Yesterday was a very traumatic day for me. While attempting to clip Pepper's fingernails, somehow, I am not exactly sure what happened, but I clipped off the tip of her index finger on her right hand. She immediately started to cry. She cried for about 5 minutes. It bled for about, well it seemed like all day. I wrapped it in tissue after I put some neosporin on it and covered it with a sock. If you can't see it - it isn't there right? My first thought was I wanted to take her to the ER. I realize that would have been crazy but I felt like I broke her and I wanted someone to fix her and give her back. My second thought was I no longer wanted to be a mom because it is too hard and scary. I don't have much choice though now do I? Hurting your baby is just a horrible feeling. I know she won't remember it, the finger tip will grow back, but I still can't move past it yet and it has been over 24 hours. When I was trying to fall asleep last night all I could think about was her bloody fingertip. I have issues with blood :o( But at least I didn't panic, I hugged her and took care of her finger as best I could. I didn't break down until way later!

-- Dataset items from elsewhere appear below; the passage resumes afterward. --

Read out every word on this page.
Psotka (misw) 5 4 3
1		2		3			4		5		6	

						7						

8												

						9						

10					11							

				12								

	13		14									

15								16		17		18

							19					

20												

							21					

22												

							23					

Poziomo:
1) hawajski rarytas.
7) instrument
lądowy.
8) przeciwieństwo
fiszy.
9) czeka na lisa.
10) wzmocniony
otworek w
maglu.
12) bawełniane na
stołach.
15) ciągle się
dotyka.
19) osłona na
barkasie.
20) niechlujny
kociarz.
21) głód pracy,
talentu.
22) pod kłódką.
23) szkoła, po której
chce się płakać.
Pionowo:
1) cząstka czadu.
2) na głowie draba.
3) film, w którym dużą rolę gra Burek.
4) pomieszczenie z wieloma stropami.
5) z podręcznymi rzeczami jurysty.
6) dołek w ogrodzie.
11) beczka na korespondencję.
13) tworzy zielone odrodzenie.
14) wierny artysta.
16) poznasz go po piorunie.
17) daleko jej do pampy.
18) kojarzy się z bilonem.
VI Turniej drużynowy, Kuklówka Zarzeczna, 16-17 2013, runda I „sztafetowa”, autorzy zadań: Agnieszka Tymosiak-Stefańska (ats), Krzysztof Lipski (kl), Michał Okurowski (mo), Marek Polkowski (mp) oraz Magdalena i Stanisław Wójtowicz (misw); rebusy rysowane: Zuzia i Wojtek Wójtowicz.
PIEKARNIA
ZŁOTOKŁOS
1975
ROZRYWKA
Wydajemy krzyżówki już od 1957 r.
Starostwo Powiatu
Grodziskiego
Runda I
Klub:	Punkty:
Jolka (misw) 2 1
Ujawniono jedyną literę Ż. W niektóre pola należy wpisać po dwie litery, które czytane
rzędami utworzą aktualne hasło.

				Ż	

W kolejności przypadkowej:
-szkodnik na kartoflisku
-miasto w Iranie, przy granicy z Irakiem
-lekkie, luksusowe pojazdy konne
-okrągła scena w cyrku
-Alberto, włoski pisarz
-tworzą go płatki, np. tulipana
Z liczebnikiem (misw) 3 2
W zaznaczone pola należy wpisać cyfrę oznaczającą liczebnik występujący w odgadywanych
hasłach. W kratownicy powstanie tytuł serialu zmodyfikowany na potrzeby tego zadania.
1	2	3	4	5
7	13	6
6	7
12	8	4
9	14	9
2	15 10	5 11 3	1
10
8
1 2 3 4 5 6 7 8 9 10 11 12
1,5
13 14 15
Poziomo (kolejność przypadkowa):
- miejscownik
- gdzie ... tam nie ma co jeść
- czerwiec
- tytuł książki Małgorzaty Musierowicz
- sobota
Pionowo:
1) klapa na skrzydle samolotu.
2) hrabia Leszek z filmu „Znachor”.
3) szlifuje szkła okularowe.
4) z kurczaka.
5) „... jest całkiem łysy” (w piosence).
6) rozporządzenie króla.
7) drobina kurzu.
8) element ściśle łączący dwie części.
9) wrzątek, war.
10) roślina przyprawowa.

A few hours later Summer managed to smash two of her fingers in the refrigerator drawer while getting a piece of cheese. I heard her cry, that awful horrible hurt cry, and dropped Pepper on the bed and ran in to her. I told Summer that I had to go to mommy jail because I wasn't a good mom, I hurt Pepper and let her get hurt. I told her she would have to get a new mommy, a better one, and she told me she wanted one that didn't make her pick up her toys. I told her they didn't have any mommies like that. Later she told me not to go that she wanted to me stay :o) Gotta love kids.
Random photos of mostly Pepper, I keep saying I need to take more of Summer but she is never in the mood or her hair is not brushed. We all went and got haircuts today, well all except Pepper. Summer and I really needed it, those ends were not doing us any favors.
Pepper's eyes are starting to change, not sure what color they will be yet, Kris says they are going to be hazel like Summer's, I bet they will be brown like his. I don't remember when Summer's actually changed or how long they took but I hope it is soon.